Thoughts on Vancouver

April 6, 2012

The following was written for a JUNO special in Ottawa (X)Press. The full article can be found here.

Vancouver is such a young city. Montreal is already Montreal, and Toronto is already Toronto. Vancouver is like a tween – old enough to start to assert itself as an individual, yet young enough to not really be sure exactly what it’s made up of. I debated moving east for so many years. But I stayed. Vancouver has this weird thing happening that nearly nobody else sees – the theatre scene, the jazz scene, the submerged dive-bar scene. There’s actually more artistic freedom here because we’re a little bit disconnected from the scenes out east. The jazz festival here is more avant-garde than most in the world, and our jazz scene is ripe with the resulting chaos of having so many out-of-the-box international players floating through here all the time. But it’s not foundational yet. It’s still slippery and illusive.

There just isn’t enough sweat in the walls to determine exactly how our city smells. It still smells like fresh Pacific air, which is never sedentary, and could change any minute. We could lose this fiery spark if we don’t foster it. There’s a bit of a battle going on between bubble-based real-estate development and East Van politics. We’re the most expensive place in the country to live, yet an equal career in Toronto typically pays more. It’s not entirely sustainable, but Vancouver is full of paradox. We had the Olympics a few years ago, and a lot of people were sure it would be a disaster, but it was actually kind of amazing – we gathered in numbers in a surprisingly benevolent manner.

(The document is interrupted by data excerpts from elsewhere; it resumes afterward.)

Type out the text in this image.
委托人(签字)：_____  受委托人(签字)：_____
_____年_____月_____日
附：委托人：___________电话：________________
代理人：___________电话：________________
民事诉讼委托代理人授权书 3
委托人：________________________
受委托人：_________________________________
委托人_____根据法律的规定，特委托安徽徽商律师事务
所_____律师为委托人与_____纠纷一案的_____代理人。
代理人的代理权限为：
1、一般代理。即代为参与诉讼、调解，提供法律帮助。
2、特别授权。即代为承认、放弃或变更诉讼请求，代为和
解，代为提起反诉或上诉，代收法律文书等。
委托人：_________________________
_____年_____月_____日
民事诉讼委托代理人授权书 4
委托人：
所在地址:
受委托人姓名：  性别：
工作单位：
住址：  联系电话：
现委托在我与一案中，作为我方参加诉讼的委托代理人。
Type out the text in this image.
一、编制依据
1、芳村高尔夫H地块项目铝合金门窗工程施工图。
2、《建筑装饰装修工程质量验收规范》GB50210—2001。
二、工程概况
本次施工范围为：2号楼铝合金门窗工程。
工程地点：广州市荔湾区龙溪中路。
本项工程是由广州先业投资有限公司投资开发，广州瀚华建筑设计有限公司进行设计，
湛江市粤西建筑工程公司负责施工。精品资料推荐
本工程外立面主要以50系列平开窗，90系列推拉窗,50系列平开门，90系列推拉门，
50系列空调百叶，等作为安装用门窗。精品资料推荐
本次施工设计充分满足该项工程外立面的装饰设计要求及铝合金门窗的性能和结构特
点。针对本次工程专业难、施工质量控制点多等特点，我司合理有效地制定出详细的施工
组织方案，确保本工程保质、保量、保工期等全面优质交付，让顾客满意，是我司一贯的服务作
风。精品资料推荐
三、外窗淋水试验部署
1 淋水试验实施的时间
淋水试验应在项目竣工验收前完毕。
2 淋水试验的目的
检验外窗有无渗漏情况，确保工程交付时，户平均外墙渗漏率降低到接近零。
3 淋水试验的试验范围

Then our beloved Canucks choked against the Bruins and we blew up police cars. Sometimes it’s hard to peg exactly what my hometown is all about, but I know I want to stay here. In Vancouver, I can be a small part of a large artistic community that cares deeply about not resettling in the sureties of the east, but stoking the undefined fires that are alive in the west. I like questions more than answers, and where there is uncertainty, there are a lot of questions.